In 1936, Owen had one of his best seasons. He compiled a .295 batting average and a .361 on-base percentage with a career high 105 RBIs. He also led the American League's third basemen with 190 putouts and 28 double plays. In 1937, he missed a portion of the season with a fractured hand, appearing in only 107 games, 102 as the team's starting third baseman. In those appearances, Owen compiled a .288 batting average and a .358 on-base percentage and led the American League third basemen with a .970 fielding percentage.

===Chicago White Sox (1938–1939)===
Owen was traded along with Gee Walker and Mike Tresh from the Tigers to the Chicago White Sox for Dixie Walker, Vern Kennedy and Tony Piet on December 2, 1937. During the 1938 season, Owen appeared in 141 games for the White Sox, 139 as the starting third baseman, and compiled a .287 batting average with 35 extra base hits and 55 RBIs. He also collected a career high 305 assists in 1938. In 1939, he appeared in only 58 games, the fewest in his major league career up to that point.

===Boston Red Sox (1940)===
In December 1939, the White Sox sold Owen to the Boston Red Sox for an undisclosed amount of money. Owen concluded his major league career appearing in 20 games for the Boston Red Sox during the 1940 season.

During his nine-year career in Major League Baseball, Owen compiled a .275 batting average and .339 on-base percentage, appeared in 1,011 games, and totaled 1,388 total bases, 1,040 hits, 499 RBIs, 474 runs scored, 338 bases on balls, and 242 extra base hits.

===Portland Beavers (1941–1946)===
In March 1941, Owen signed with the Portland Beavers of the Pacific Coast League. He appeared in 144 games for Portland during the 1941 season. He continued to play for the Beavers through the 1946 season.

==Managerial career==
In 1944, Owen took over as the player-manager of the Portland Beavers. In three years as the manager, he compiled records of 87–82 in 1944, 112–68 in 1945, and 74–109 in 1946.

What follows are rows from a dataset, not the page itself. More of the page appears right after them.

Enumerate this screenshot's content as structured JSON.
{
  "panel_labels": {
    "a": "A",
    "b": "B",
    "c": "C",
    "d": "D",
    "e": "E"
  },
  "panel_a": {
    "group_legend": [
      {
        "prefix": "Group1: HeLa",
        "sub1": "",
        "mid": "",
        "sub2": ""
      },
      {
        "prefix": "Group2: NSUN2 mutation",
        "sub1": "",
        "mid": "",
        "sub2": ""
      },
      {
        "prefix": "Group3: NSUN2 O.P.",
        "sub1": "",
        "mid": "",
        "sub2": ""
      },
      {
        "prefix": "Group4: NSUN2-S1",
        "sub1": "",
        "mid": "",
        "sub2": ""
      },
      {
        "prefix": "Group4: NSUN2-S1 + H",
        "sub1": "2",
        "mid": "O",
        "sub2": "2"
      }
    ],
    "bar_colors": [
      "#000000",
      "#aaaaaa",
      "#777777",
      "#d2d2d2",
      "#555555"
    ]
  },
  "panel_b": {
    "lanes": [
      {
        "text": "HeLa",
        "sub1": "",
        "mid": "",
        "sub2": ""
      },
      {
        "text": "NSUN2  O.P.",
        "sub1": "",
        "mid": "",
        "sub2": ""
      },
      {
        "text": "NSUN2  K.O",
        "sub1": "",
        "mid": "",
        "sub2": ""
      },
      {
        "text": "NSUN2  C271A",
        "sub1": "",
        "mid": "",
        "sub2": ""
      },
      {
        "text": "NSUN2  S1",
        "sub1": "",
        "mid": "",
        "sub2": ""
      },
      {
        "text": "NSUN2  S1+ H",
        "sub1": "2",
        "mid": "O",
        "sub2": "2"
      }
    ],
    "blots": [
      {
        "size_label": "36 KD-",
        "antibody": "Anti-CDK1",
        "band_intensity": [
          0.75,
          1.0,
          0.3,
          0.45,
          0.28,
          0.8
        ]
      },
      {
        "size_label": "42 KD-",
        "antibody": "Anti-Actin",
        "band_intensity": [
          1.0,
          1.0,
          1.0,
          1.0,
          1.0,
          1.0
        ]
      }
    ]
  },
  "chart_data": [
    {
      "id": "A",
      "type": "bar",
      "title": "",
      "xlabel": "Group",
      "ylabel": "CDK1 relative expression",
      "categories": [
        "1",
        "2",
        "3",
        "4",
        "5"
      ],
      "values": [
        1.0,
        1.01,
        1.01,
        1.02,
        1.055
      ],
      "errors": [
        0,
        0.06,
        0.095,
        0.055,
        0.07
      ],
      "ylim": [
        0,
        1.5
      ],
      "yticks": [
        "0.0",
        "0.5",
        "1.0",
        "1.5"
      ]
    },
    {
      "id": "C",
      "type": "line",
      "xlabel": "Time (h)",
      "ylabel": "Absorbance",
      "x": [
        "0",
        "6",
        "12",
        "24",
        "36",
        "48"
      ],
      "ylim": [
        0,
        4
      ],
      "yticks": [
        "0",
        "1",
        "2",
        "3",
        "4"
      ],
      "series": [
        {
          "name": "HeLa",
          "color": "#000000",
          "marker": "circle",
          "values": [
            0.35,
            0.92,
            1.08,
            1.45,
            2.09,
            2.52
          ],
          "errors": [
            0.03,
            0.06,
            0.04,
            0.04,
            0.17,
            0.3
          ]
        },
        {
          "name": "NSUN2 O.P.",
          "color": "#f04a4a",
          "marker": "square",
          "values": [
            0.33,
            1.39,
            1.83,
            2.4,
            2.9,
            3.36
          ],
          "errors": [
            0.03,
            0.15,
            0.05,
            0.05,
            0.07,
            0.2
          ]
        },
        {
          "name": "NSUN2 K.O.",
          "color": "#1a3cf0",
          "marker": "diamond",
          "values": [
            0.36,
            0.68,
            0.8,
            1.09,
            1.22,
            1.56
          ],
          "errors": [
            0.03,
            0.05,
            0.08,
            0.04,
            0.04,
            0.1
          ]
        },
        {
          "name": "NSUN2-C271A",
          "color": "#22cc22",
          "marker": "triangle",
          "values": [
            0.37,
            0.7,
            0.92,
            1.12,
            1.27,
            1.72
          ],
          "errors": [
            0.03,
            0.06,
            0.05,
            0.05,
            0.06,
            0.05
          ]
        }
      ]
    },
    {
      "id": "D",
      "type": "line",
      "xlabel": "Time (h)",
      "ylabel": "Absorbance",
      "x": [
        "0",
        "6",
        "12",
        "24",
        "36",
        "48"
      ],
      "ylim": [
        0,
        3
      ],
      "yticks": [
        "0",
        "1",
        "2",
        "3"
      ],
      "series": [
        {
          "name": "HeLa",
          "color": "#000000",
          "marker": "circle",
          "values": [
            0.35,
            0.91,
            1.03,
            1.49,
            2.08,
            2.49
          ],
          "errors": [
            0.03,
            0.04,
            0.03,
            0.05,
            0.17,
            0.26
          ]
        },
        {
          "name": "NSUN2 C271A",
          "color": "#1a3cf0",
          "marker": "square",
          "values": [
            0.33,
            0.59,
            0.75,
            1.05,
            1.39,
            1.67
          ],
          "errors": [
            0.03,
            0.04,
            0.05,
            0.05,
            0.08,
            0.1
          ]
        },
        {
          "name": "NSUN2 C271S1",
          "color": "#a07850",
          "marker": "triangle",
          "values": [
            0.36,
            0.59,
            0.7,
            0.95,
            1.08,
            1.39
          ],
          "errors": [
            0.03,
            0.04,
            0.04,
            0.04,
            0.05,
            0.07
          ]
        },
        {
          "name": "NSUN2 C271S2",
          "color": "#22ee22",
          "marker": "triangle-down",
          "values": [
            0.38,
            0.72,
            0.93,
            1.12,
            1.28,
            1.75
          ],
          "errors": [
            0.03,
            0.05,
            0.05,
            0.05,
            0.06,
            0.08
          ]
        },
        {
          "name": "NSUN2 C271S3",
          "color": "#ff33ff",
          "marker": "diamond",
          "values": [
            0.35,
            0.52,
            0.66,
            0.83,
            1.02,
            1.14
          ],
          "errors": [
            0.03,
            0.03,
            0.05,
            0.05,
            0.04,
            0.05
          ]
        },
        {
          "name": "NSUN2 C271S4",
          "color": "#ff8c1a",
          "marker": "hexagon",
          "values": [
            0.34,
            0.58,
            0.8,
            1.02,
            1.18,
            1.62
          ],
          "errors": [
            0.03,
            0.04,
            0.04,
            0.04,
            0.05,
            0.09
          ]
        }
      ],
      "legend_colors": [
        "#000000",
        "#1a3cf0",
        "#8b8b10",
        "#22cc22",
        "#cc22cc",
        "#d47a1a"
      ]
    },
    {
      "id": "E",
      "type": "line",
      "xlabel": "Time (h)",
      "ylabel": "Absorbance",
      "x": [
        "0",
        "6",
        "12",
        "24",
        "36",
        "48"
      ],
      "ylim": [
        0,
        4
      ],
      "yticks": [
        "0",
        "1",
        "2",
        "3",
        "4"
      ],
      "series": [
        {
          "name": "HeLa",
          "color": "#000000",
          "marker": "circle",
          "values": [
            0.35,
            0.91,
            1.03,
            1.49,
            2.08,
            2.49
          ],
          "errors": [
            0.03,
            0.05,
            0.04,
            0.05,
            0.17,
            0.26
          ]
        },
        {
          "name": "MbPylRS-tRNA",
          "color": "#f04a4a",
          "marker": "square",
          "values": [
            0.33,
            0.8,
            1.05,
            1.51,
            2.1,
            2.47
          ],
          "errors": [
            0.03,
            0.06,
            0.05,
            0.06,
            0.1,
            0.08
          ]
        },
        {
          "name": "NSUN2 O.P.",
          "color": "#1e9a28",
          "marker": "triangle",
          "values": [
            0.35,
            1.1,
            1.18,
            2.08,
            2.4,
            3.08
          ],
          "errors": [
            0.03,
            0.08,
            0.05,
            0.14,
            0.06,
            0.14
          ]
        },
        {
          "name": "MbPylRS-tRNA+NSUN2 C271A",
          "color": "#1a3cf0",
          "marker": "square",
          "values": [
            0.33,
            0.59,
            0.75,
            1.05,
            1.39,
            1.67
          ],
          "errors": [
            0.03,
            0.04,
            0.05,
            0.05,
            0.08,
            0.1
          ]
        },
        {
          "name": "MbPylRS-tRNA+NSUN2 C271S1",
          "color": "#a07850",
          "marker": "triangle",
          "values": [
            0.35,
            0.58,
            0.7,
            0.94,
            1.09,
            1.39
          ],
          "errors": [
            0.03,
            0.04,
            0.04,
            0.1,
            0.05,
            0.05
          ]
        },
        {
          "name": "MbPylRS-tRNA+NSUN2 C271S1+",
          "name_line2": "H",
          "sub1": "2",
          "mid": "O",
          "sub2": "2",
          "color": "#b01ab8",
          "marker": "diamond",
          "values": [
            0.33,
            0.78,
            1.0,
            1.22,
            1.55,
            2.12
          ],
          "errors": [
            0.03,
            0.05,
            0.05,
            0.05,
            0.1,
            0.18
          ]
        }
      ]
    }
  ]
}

In December 1946, Owen signed to manage the San Jose Red Sox in the California State League. He also played for San Jose until an injury led him to announce his retirement as a player in June 1947 at age 41. He continued to manage the San Jose club through the 1951 season. In November 1951, Owen requested and received his release from the San Jose club.

In January 1952, he was hired as the manager of the Davenport Tigers in the Illinois–Indiana–Iowa League. After one year as manager at Davenport, Owen was hired in January 1953 as the manager of the Durham Bulls. After one year as manager at Durham, Owen served as the manager of the Valdosta Tigers during the 1954 season.

Owen later served as a scout, and eventually scouting supervisor, for the Detroit Tigers until he retired in the mid-1970s.

==Family and death==
In December 1938, Owen married Violet Walsh, a Detroit public school teacher. Teammate Charlie Gehringer was his best man. They had a son, Skip, in approximately 1944. Owen died in 1991 at age 85 at a nursing home in Mountain View, California, having suffered from Alzheimer's disease. He was buried at the Mission Santa Clara de Asís cemetery.

A baseball on which Owen gathered the signatures of 11 of the first 12 members of the Baseball Hall of Fame was sold at auction in August 2018 for $623,369. He had preserved the ball inside a fur-lined glove kept in a safe deposit box until his death in 1991.